II. 1959-1979, les relations difficiles d’une Chine à la recherche de sa propre voie

Info

En 1956, Nikita Khrouchtchev dénonce publiquement les « erreurs de Staline » et le culte de la personnalité.

  • À partir de 1956, les relations entre la Chine et l’URSS se dégradent jusqu’à la rupture de 1959. Soucieux de créer un communisme adapté à la réalité chinoise, Mao lance un nouveau slogan : « compter sur ses propres forces ». Dans cette voie, il va jusqu’à dénoncer l’impérialisme soviétique mis sur le même plan que celui des États-Unis. La Chine s’isole sur la scène internationale ; ses relations avec les deux Grands se tendent.

Info

La détente est une période d’apaisement des relations Est-Ouest, marquée par des traités États-Unis – URSS.

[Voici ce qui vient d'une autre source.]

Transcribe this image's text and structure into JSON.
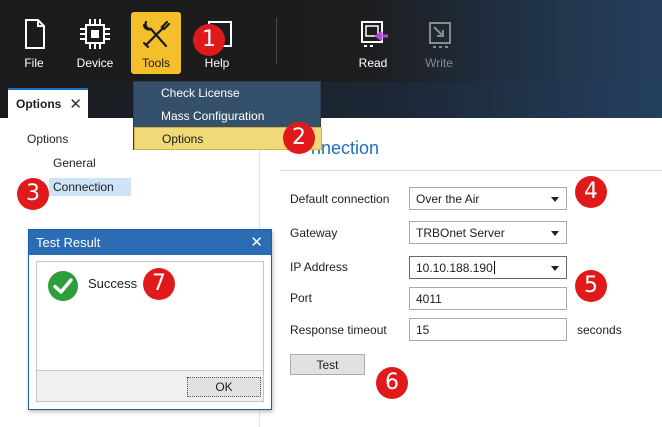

  • Dans le contexte de la détente (1962-1975), la Chine trouve des opportunités pour nouer des relations plus « amicales » avec les États-Unis. Usés par la guerre du Vietnam (1963-1973), ceux-ci sont disposés au « dialogue » ainsi que le souligne François Joyaux (document 2, 2e paragraphe).

Info

En vue d’améliorer les relations diplomatiques, des compétitions entre pongistes chinois et américains ont lieu.

  • La diplomatie du ping-pong aplanit les différends et ouvre la voie à une visite du président Nixon à Pékin en février 1972 (document 2).
  • Si les relations avec les États-Unis s’améliorent, celles avec l’URSS restent tendues. En 1969, des incidents de frontière sur l’Oussouri créent une situation explosive. Le rapprochement de la Chine avec Washington oblige cependant les Russes à la prudence. Pékin parvient ainsi à défendre ses intérêts en jouant sur la rivalité Est-Ouest (document 2, 3e paragraphe).

III. 1979-1991, les relations paradoxales d’une Chine réorganisée

  • La disparition de Mao en 1976 change la donne. En 1979, son successeur, Deng Xiaoping, lance une politique de développement qui se veut « réaliste ». À l’instar de Mikhaïl Gorbatchev en URSS, il entreprend de réformer le système communiste pour le sauver de la crise qui le mine.

Info

Les « Dragons » regroupent la Corée du Sud, Singapour, Taïwan et Hong-Kong.

  • Les nouveaux dirigeants chinois s’inspirent des « Dragons », ces pays d’Asie dont l’économie a décollé dans les années 1960. Sous le contrôle de l’État, ils restaurent les mécanismes de l’économie de marché. Cette stratégie vise à attirer les investisseurs étrangers. Ce choix oblige à des rapprochements diplomatiques avec l’Occident, et avec les États-Unis en particulier. Les relations avec l’URSS restent distantes : Chinois et Russes tentent séparément de se réformer.

Conclusion

En 1991, l’URSS disparaît : c’est la fin de la guerre froide. Si, en 1950, Pékin s’est posée en disciple de Moscou, ses intérêts l’ont vite conduit à jouer des rivalités entre les deux Grands pour trouver sa place dans le concert des nations. Pendant toute la période, la Chine a manœuvré au mieux de ses objectifs de développement et de reconquête de la puissance internationale.